Chinese antitrust authorities say no
SAN FRANCISCO — Qualcomm terminated its agreement to acquire European chip vendor NXP Semiconductors for $44 billion after the deadline to complete the deal passed Wednesday without approval from China’s Ministry of Commerce.
Qualcomm had extended the deadline several times in the nearly two years since the deal was first announced, but said earlier in the day Wednesday that it would not extend the deadline again.
“The decision for us to move forward without NXP was a difficult one,” said Steven Mollenkopf, Qualcomm’s CEO, in a conference call with analysts Wednesday. “Continued uncertainty overhanging such a large acquisition introduces heightened risk. We weighed that risk against the likelihood of a change in the current geopolitical environment, which we didn’t believe was a high probability outcome in the near future.”
Qualcomm said it would pay NXP a $2 billion “break up fee,” as stipulated in the agreement.
China’s Ministry of Commerce — often referred to as MOFCOM — never formally rejected the proposed acquisition, but did not approve it by Wednesday’s deadline. Qualcomm and NXP agreed in April to withdraw and refile notice of the acquisition with MOFCOM at the ministry’s request.
MOFCOM’s inaction on the Qualcomm-NXP acquisition has been characterized by observers as a consequence of tensions between the U.S. and China, which have in recent weeks erupted into an all-out trade war.
The Trump Administration earlier this month enacted a 25% tariff on about $34 billion worth of imports from China and is moving to enact the same tariff on another $16 billion worth of Chinese imports. The Administration has also proposed adding an additional 10% tariff on another $200 billion worth of imports from China. China has enacted reciprocal tariffs on U.S. imports and has said it will match any tariffs enacted by the U.S. with additional tariffs of its own.
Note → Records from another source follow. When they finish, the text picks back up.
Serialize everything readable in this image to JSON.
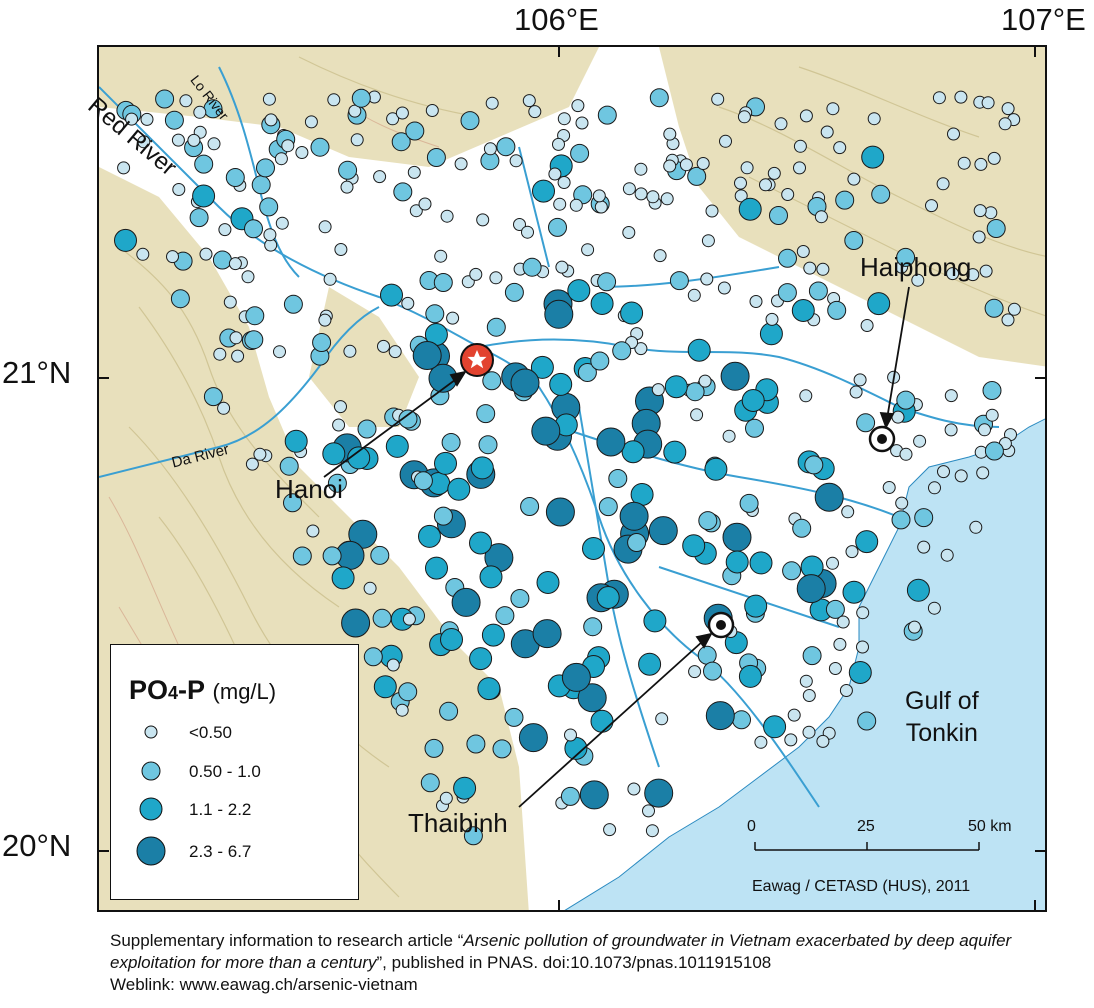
{
  "axes": {
    "lon_labels": [
      "106°E",
      "107°E"
    ],
    "lat_labels": [
      "21°N",
      "20°N"
    ]
  },
  "rivers": {
    "red": "Red River",
    "lo": "Lo River",
    "da": "Da River"
  },
  "cities": {
    "hanoi": "Hanoi",
    "haiphong": "Haiphong",
    "thaibinh": "Thaibinh"
  },
  "sea": {
    "line1": "Gulf of",
    "line2": "Tonkin"
  },
  "legend": {
    "title_main": "PO",
    "title_sub": "4",
    "title_tail": "-P",
    "unit": "(mg/L)",
    "classes": [
      {
        "label": "<0.50",
        "color": "#c9e5f0"
      },
      {
        "label": "0.50 - 1.0",
        "color": "#6fc6e0"
      },
      {
        "label": "1.1 - 2.2",
        "color": "#1fa7c9"
      },
      {
        "label": "2.3 - 6.7",
        "color": "#1b7fa6"
      }
    ]
  },
  "scale_bar": {
    "labels": [
      "0",
      "25",
      "50 km"
    ]
  },
  "credit": "Eawag / CETASD (HUS), 2011",
  "caption": {
    "pre": "Supplementary information to research article “",
    "title": "Arsenic pollution of groundwater in Vietnam exacerbated by deep aquifer exploitation for more than a century",
    "post": "”, published in PNAS. doi:10.1073/pnas.1011915108",
    "weblink": "Weblink: www.eawag.ch/arsenic-vietnam"
  },
  "colors": {
    "sea": "#bde3f4",
    "river": "#3a9fd2",
    "terrain": "#e4dcb2",
    "star": "#e2432f"
  }
}
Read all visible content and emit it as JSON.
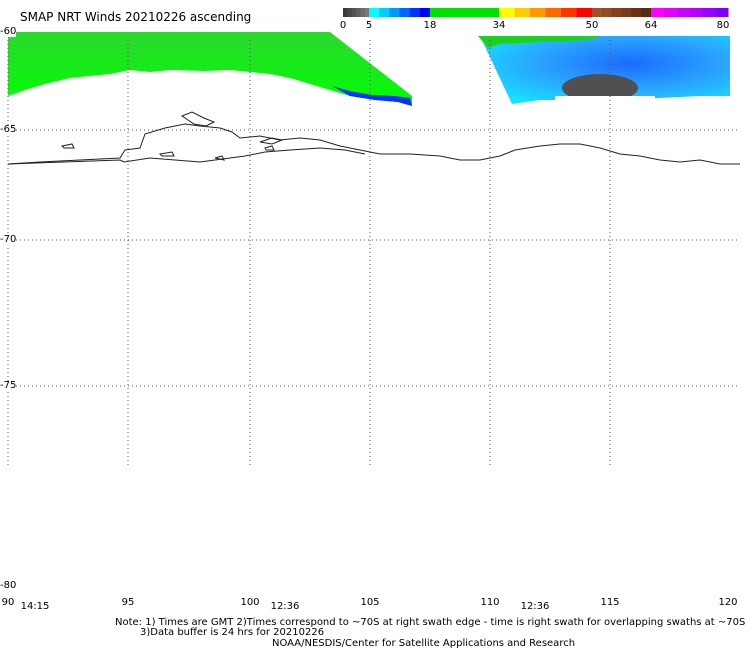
{
  "title": "SMAP NRT Winds 20210226 ascending",
  "color_scale": {
    "labels": [
      "0",
      "5",
      "18",
      "34",
      "50",
      "64",
      "80"
    ],
    "segments": [
      {
        "from": 0,
        "to": 5,
        "colors": [
          "#3a3a3a",
          "#7a7a7a"
        ]
      },
      {
        "from": 5,
        "to": 18,
        "colors": [
          "#00ffff",
          "#0000ff"
        ]
      },
      {
        "from": 18,
        "to": 34,
        "colors": [
          "#00e000",
          "#00e000"
        ]
      },
      {
        "from": 34,
        "to": 50,
        "colors": [
          "#ffff00",
          "#ff0000"
        ]
      },
      {
        "from": 50,
        "to": 64,
        "colors": [
          "#a0522d",
          "#5a2a10"
        ]
      },
      {
        "from": 64,
        "to": 80,
        "colors": [
          "#ff00ff",
          "#8000ff"
        ]
      }
    ]
  },
  "lat_labels": [
    "-60",
    "-65",
    "-70",
    "-75",
    "-80"
  ],
  "lon_labels": [
    "90",
    "95",
    "100",
    "105",
    "110",
    "115",
    "120"
  ],
  "swath_times": [
    "14:15",
    "12:36",
    "12:36"
  ],
  "notes": [
    "Note: 1) Times are GMT 2)Times correspond to ~70S at right swath edge - time is right swath for overlapping swaths at ~70S",
    "3)Data buffer is 24 hrs for 20210226",
    "NOAA/NESDIS/Center for Satellite Applications and Research"
  ]
}
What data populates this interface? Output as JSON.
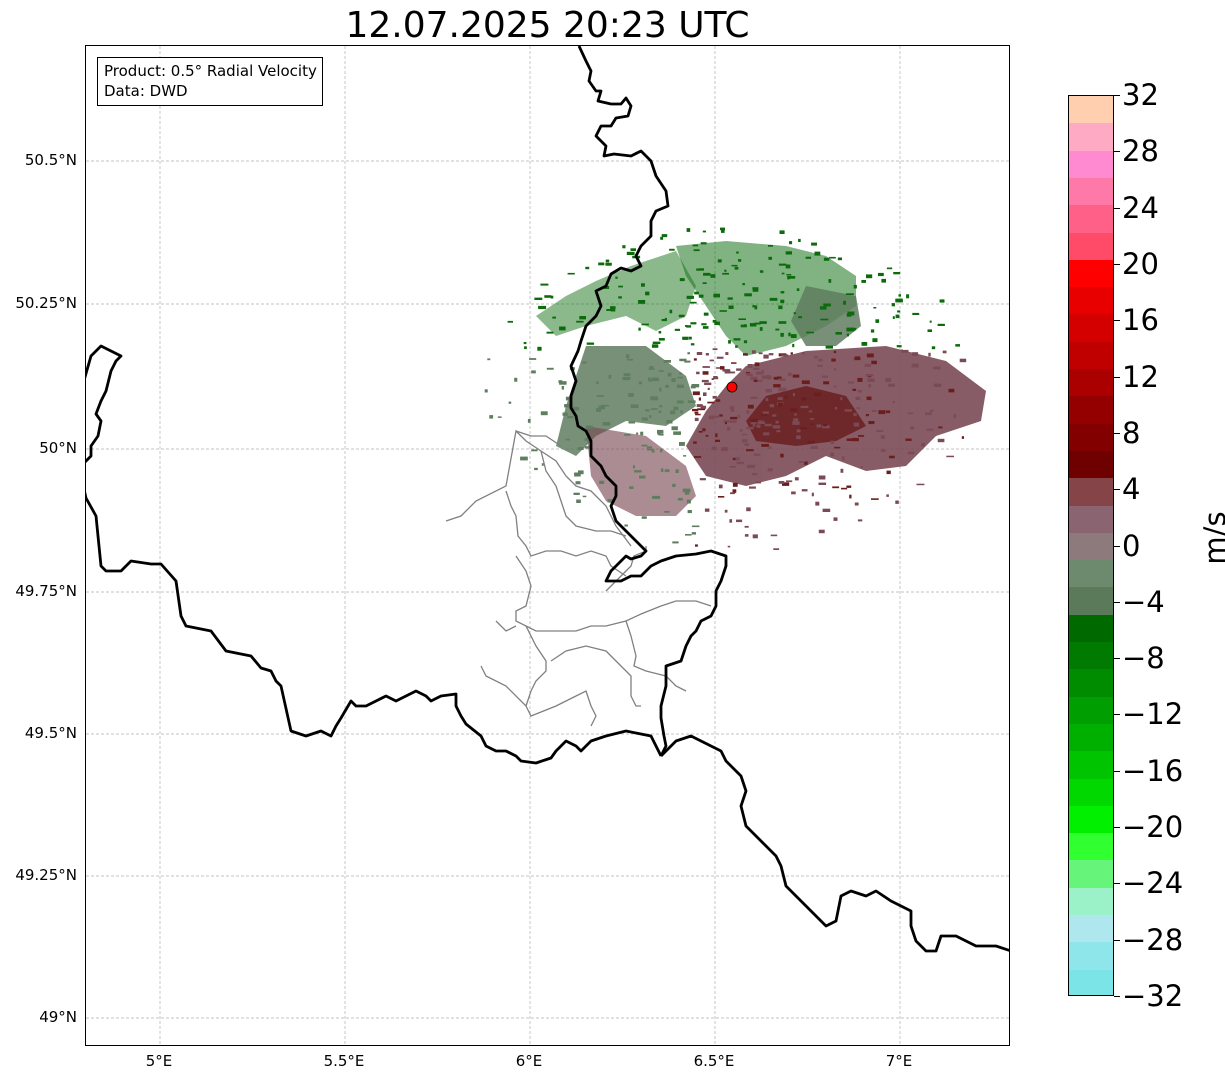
{
  "title": "12.07.2025 20:23 UTC",
  "info_box": {
    "line1": "Product: 0.5° Radial Velocity",
    "line2": "Data: DWD"
  },
  "map": {
    "lon_range": [
      4.8,
      7.3
    ],
    "lat_range": [
      48.95,
      50.7
    ],
    "gridlines": true,
    "lat_ticks": [
      {
        "value": 50.5,
        "label": "50.5°N"
      },
      {
        "value": 50.25,
        "label": "50.25°N"
      },
      {
        "value": 50.0,
        "label": "50°N"
      },
      {
        "value": 49.75,
        "label": "49.75°N"
      },
      {
        "value": 49.5,
        "label": "49.5°N"
      },
      {
        "value": 49.25,
        "label": "49.25°N"
      },
      {
        "value": 49.0,
        "label": "49°N"
      }
    ],
    "lon_ticks": [
      {
        "value": 5.0,
        "label": "5°E"
      },
      {
        "value": 5.5,
        "label": "5.5°E"
      },
      {
        "value": 6.0,
        "label": "6°E"
      },
      {
        "value": 6.5,
        "label": "6.5°E"
      },
      {
        "value": 7.0,
        "label": "7°E"
      }
    ],
    "radar_site": {
      "lon": 6.55,
      "lat": 50.11,
      "color": "#ff0000"
    },
    "borders": {
      "country_color": "#000000",
      "admin_color": "#808080"
    },
    "echo_colors": {
      "strong_outbound": "#6b1e1e",
      "outbound": "#7a4a55",
      "near_zero": "#5f7d5f",
      "inbound": "#0c6b0c"
    }
  },
  "colorbar": {
    "unit": "m/s",
    "min": -32,
    "max": 32,
    "ticks": [
      "32",
      "28",
      "24",
      "20",
      "16",
      "12",
      "8",
      "4",
      "0",
      "−4",
      "−8",
      "−12",
      "−16",
      "−20",
      "−24",
      "−28",
      "−32"
    ],
    "colors_top_to_bottom": [
      "#ffcfb0",
      "#ffaac5",
      "#ff8ad1",
      "#ff79a8",
      "#ff6088",
      "#ff4a68",
      "#ff0000",
      "#e80000",
      "#d40000",
      "#c00000",
      "#aa0000",
      "#940000",
      "#820000",
      "#6e0000",
      "#844448",
      "#8a6470",
      "#8c7a7c",
      "#6e8a6e",
      "#5a7a5a",
      "#006a00",
      "#007a00",
      "#008c00",
      "#009e00",
      "#00b000",
      "#00c400",
      "#00d800",
      "#00f000",
      "#30ff30",
      "#66f57a",
      "#9cf2c8",
      "#aee8ee",
      "#8ee6ea",
      "#7ae4e6"
    ]
  }
}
Economic tensions between the U.S. and China were also escalated by a ban imposed by the U.S. on selling components to Chinese communications equipment ZTE which nearly put ZTE out of business. However, the U.S. lifted the ban at the direction of U.S. President Donald Trump in what was an apparent gesture of goodwill amid negotiations on a possible trade deal between the world’s two largest economies.
Qualcomm’s bid to buy NXP was seen as a bold stroke that would diversify the company beyond its main business of mobile phone chips into more products for automotive and the Internet of Things. With the acquisition being scraped, it’s unclear what avenues Qualcomm will explore in search of new growth. The company said it would spend up to $30 billion on stock repurchases.
“The rationale for the NXP acquisition was to accelerate our strategy of growing into adjacent opportunities where mobile compute was becoming ubiquitous,” Mollenkopf said. “This strategy remains unchanged.”
The failure to push the acquisition through is the latest in a string of ill-fated maneuvers by Qualcomm, which in recent years has been investigated and fined by multiple jurisdictions for anti-competitive behavior and is also in the midst of a costly fight with longtime customer Apple. On Wednesday, Qualcomm said its baseband processors would not appear in the next-generation iPhones amid ongoing litigation between the two companies.
Despite the loss of business from Apple, Qualcomm on Wednesday reported third quarter sales and profit that exceeded analysts expectations. Third quarter sales came in at $5.6 billion, up 6% sequentially and up 4% year-over-year. The company reported a net income for the quarter of $1.2 billion, up 41% from the year-ago quarter.
But Qualcomm said it expects its fourth quarter sales to be down as much as 14% year-over-year.
— Dylan McGrath is the editor-in-chief of EE Times.